Protestos contra o presidente Mauricio Macri na Argentina (Marcos Brindicci/Reuters)
Gabriela Ruic
Publicado em 26 de setembro de 2018 às 12h45.
Última atualização em 26 de setembro de 2018 às 12h50.
Primeiro acabou o frango, depois o açúcar. A carne desapareceu e, em pouco tempo, o pão também. A escassez de alimentos, os preços exorbitantes e a criminalidade desenfreada na Venezuela levaram Verónica García a decidir: ela encontraria refúgio em Buenos Aires.
No entanto, Verónica foi recebida pela crise monetária da Argentina quando ela e o namorado, Miguel Nicorsin, chegaram à cidade no final de junho. O peso caiu 50 por cento neste ano, a inflação está subindo e a economia está entrando em recessão.
Isso assustou o jovem casal. Por enquanto, é verdade que é altamente improvável que a Argentina se torne a próxima Venezuela, mas os jovens emigrados não podem deixar de ver a crise atual através da lente de sua recente - e muito traumática - experiência em seu país natal.

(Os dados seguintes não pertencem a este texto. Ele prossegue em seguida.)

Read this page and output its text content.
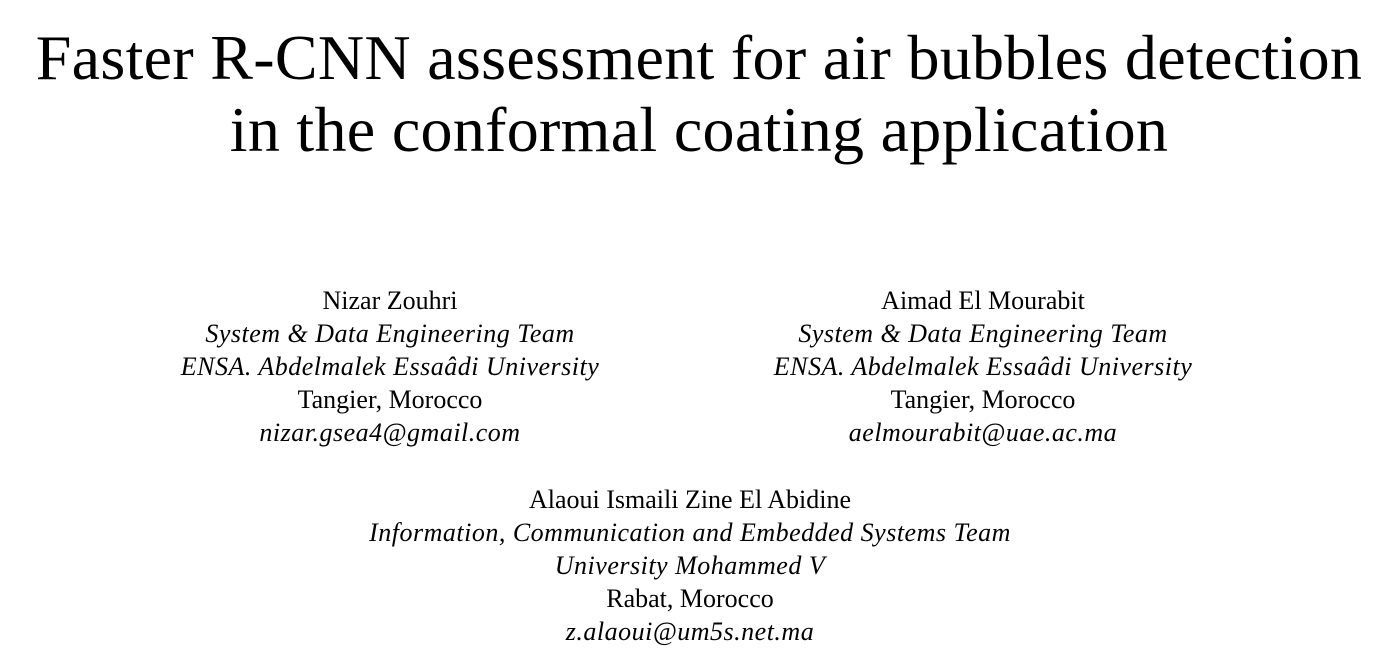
Faster R-CNN assessment for air bubbles detection
in the conformal coating application
Nizar Zouhri
System & Data Engineering Team
ENSA. Abdelmalek Essaâdi University
Tangier, Morocco
nizar.gsea4@gmail.com
Aimad El Mourabit
System & Data Engineering Team
ENSA. Abdelmalek Essaâdi University
Tangier, Morocco
aelmourabit@uae.ac.ma
Alaoui Ismaili Zine El Abidine
Information, Communication and Embedded Systems Team
University Mohammed V
Rabat, Morocco
z.alaoui@um5s.net.ma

"A Venezuela começou assim", disse Verónica, de 25 anos, que trabalha como assistente de um contador. "Não posso ficar pulando de um país para o outro. Quero ver se consigo me estabelecer aqui."
Verónica e Miguel são apenas dois dos quase 70.000 venezuelanos que chegaram à Argentina nos últimos dois anos e meio, segundo dados do governo. À medida que a Venezuela se transformou em uma crise humanitária, cerca de 2,3 milhões de pessoas passaram a morar no exterior, das quais 1,6 milhão fugiram desde 2015, estimou a ONU em agosto. Em Buenos Aires, essas pessoas costumam aceitar empregos de baixa remuneração, como a entrega de comida, o trabalho em lojas de roupas e o atendimento em bares e restaurantes.
Argentina e Venezuela divergem politicamente, mas são as economias que têm o pior desempenho da América Latina neste ano. A diferença é que a Venezuela está muito, muito pior.
Quando o preço do petróleo despencou em 2014, a Venezuela começou a ficar sem moeda forte. O bolívar entrou em queda livre no mercado paralelo quando o presidente Nicolás Maduro intensificou a impressão de dinheiro, desencadeando um dos grandes surtos de hiperinflação da história recente. Um índice da Bloomberg coloca a taxa anual em mais de 100.000 por cento hoje, e o Fundo Monetário Internacional (FMI) prevê que a taxa chegará a 1 milhão por cento até o final do ano.
A Argentina não está enfrentando nada parecido com esse apocalipse, mas sua recuperação sob o comando do presidente Mauricio Macri - um grande crítico de Maduro - desviou-se do caminho. Embora no início do ano fosse projetado um crescimento de 3 por cento, agora a economia da Argentina poderia registrar uma contração de 3 por cento, e a inflação dispara para mais de 40 por cento, o dobro do previsto em janeiro.
Os venezuelanos continuam indo para a Argentina porque o idioma é o mesmo, o país é seguro e a documentação de imigração é mais fácil em comparação com a de outros países latino-americanos.